3. Smartsheet’s Global Workforce Survey

In April, Smartsheet commissioned a global survey of working professionals about the challenges of transitioning to remote work during COVID-19. The results found that 81% of Gen Zers and Millennials in the US, UK, and Australia feel less connected and 70% feel less informed about what’s going on inside of their companies. This information may be a bit surprising, especially since younger employees are generally considered to be more tech-savvy than their older colleagues, but it’s valuable because it tunes leadership into a problem that may have not crossed their minds. Leaders mustn’t assume that their younger employees are having an easy time adjusting to working from home; instead, they need to adopt communication practices that activate their employees and inspire productivity.

Speaking of productivity, Smartsheet’s team ideated this campaign on a Sunday afternoon call, took it to market with a partner in two days, and had results back five days later, publishing the entire piece in just a week. CMO Anna Griffin told us about the “why” behind the survey: “It essentially came right out of the brand purpose: Is something getting in the way of your human achievement? And what can we do to help you with that? Let’s go find some facts and then figure out how to help you solve that. That’s what we want to do. Remove the barriers to achievement.”

4. Pluralsight’s #FreeApril Offer

For the entire month of April, the online tech education platform Skillsoft gave away over 7,000 courses of varying lengths for free. There was no catch—you only needed an email to sign up, no credit card required. As a publicly-traded company, Pluralsight was prepared to tell its shareholders that #FreeApril might negatively affect their top line by $5-10 million. But, in a true spirit of altruism, this was a hit they were willing to take. As CMO Heather Zynczak, explains: “Our mission is to democratize tech skills across the globe. We honestly believe the adage of ‘brilliance is equally distributed, but opportunity is not.’”

Though they were prepared to take a financial hit, the company actually exceeded revenue goals they had set at the beginning of the year. #FreeApril went viral. Paid influencers promoted the offering at Pluralsight’s annual Tech Skills Day. Authors on the platform (not employees) shared it heavily. Current customers at big companies spread it around internally. Everyone was inspired by such a generous, no-strings-attached offering, and ultimately, 1.1 million people took advantage of it.

5. SurveyMonkey’s Guide to Launching a Coronavirus Employee Survey Program

With 19+ years and 20 million questions answered daily, SurveyMonkey is in business to power the curious. The company’s survey expertise allowed it to respond quickly to a rapidly changed world. SurveyMonkey recognized the importance of supporting employees during an uncertain time, so they put together an 8-step guide to launching an employee survey program that any business can use. It’s thorough and empathetic—encouraging leaders to check in with their employees by providing strategic tips. What makes this content really special is its survey template and two pre-survey company-wide and manager-specific email templates.

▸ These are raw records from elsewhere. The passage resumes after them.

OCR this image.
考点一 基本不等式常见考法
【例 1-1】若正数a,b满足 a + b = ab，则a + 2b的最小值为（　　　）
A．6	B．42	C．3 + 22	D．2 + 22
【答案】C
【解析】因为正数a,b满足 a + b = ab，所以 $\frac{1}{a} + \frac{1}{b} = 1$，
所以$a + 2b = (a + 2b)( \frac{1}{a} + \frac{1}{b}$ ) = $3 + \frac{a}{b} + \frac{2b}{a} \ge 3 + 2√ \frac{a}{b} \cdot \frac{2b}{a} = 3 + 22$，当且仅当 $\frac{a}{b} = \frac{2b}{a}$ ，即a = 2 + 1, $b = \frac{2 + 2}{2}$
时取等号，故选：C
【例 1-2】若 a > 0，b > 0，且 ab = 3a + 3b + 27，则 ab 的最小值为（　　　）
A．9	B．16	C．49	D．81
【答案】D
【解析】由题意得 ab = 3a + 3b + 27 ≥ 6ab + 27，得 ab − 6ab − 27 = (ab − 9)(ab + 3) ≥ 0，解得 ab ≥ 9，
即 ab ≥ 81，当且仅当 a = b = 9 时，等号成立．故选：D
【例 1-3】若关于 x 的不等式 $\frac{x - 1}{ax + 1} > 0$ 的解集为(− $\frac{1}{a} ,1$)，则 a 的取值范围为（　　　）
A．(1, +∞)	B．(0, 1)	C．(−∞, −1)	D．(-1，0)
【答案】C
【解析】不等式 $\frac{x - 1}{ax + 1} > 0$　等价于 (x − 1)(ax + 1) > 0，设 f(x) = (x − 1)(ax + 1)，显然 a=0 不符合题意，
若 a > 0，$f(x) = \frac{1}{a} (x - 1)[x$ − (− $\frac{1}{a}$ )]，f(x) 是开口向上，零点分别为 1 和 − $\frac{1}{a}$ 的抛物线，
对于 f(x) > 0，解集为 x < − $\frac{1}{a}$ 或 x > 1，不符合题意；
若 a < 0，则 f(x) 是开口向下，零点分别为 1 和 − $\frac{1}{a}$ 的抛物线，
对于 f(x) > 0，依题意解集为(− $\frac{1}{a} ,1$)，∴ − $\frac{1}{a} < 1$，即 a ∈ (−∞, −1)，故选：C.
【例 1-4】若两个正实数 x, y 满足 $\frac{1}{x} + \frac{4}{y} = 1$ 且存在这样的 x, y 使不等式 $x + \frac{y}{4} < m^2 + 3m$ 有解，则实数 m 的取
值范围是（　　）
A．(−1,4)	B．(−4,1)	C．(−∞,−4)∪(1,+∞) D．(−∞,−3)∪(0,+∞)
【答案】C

This was something SurveyMonkey was well prepared for. When we spoke with CMO Leela Srinivasan in 2019, she shared that they frequently survey their own employees to “continue making SurveyMonkey a fantastic place to work and the kind of culture where every employee can feel like they belong.” This commitment to its own employees, combined with its data and vision “to help those who are putting together the next generation of surveys to do that in the most effective way possible,” is perfectly encapsulated in such a helpful guide during such a difficult time.